I can’t help feeling like we’re at one of those midnight street race get-togethers. A lot of proper naughty boys and gals have shown up, mingling in a shadow-strewn circle of muscle car headlights, “AI” and “Nvidia LFG!” tats proudly presented, neon-color cars with self-made android robots sitting on the passenger seat, staring you down. Microsoft logos on the hood.
But if you so much as lift up the hood of one of the cars – while its respective owner is locked in a cocaine-fueled pontification to his groupies how he fired his lawyer and will now represent himself in a traffic speeding court case using chatGPT hooked to a text-to-speech app – you will see that there is really not that much substance there.

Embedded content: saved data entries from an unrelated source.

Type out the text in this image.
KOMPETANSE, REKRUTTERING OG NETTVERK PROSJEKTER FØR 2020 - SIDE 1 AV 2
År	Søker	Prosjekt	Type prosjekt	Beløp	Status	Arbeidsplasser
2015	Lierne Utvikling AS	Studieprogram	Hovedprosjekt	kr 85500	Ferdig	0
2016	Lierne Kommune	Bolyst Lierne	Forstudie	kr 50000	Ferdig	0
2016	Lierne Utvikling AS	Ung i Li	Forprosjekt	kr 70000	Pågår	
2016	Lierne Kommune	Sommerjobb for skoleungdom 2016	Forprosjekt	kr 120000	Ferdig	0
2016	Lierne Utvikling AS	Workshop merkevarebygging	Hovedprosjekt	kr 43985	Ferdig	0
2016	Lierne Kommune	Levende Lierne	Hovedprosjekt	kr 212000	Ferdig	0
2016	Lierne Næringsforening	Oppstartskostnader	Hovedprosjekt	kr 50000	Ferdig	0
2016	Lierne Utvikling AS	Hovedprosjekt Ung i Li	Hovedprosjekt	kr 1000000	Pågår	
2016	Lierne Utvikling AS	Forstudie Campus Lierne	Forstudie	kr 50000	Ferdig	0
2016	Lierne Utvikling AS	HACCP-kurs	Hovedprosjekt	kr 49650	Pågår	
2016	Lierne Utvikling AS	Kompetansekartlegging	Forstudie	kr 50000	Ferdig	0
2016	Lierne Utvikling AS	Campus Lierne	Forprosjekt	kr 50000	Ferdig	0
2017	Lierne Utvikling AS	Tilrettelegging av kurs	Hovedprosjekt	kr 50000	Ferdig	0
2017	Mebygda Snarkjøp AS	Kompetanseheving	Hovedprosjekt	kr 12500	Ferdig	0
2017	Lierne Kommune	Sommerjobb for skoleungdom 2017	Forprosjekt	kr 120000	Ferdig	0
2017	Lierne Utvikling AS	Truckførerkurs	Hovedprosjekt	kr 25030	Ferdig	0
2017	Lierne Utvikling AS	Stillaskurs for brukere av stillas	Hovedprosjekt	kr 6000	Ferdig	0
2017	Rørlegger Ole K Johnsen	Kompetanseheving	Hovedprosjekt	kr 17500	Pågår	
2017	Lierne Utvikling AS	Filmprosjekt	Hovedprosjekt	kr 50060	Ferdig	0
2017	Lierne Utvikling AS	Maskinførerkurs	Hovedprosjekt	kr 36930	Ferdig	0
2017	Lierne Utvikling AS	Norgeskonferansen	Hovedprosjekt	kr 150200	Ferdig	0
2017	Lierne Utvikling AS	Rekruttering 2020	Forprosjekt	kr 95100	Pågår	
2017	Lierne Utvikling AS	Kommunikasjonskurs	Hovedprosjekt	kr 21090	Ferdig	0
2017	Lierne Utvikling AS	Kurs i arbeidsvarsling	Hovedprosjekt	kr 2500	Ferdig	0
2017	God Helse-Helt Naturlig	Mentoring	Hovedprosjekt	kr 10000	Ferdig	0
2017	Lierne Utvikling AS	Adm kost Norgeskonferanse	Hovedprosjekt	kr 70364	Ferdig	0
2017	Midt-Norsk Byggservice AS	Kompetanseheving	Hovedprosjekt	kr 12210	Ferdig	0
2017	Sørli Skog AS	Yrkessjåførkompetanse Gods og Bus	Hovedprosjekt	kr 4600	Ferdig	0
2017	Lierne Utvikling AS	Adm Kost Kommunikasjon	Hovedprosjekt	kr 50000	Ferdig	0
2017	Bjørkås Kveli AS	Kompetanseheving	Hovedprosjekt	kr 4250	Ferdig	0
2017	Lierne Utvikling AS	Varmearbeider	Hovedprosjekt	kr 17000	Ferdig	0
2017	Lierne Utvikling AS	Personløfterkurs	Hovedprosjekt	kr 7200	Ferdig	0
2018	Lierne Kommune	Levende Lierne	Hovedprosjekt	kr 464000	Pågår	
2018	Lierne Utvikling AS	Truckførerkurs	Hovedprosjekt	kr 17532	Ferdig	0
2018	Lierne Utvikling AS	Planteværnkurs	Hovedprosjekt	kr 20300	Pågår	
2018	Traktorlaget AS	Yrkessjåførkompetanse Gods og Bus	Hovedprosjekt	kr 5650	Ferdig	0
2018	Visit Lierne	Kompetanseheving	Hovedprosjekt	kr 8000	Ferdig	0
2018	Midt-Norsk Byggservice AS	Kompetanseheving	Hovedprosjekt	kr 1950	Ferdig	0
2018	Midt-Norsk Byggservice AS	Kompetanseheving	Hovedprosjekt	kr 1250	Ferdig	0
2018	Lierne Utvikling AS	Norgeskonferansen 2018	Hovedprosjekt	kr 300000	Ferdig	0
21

No V8 engine. No turbochargers. Not much of anything. How long until the rumors spread that these cars are actually not that ‘hot’?
Or have they already started spreading?
The last weeks have been a steady pace of up-up-up (read more on this in my market profiles), but the signs point that this bounce is nothing more than volatility spree from massive short-covering, historic corporate stock buy-backs, the biggest retail dip-buying frenzy since February 2022, and lemming mentality in institutional money. Breadth has been abysmally thin, leadership is absent, and trading character of important equities erratic like Jack Sparrow on amphetamines.
It appears, the rumors might have started to spread though. Hedge fund net long positions of the ever-hyped tech mega-caps have steadily declined, with selling reaching an 8-month high. Software and technology-related equities are more sold than bought – especially in the industries of IT software and semiconductors & -manufacturing equipment (capital goods).
In other words, prices are marked up to lure in the dumb money so that the smart money can sell.
The rally is now stalling, extended, tired – a pullback is in the cards. But never underestimate the FOMO in this AI euphoria market – we might see all-time new Highs on all the popular indices in late 2023/ early 2024 before this house of cards starts tumbling down.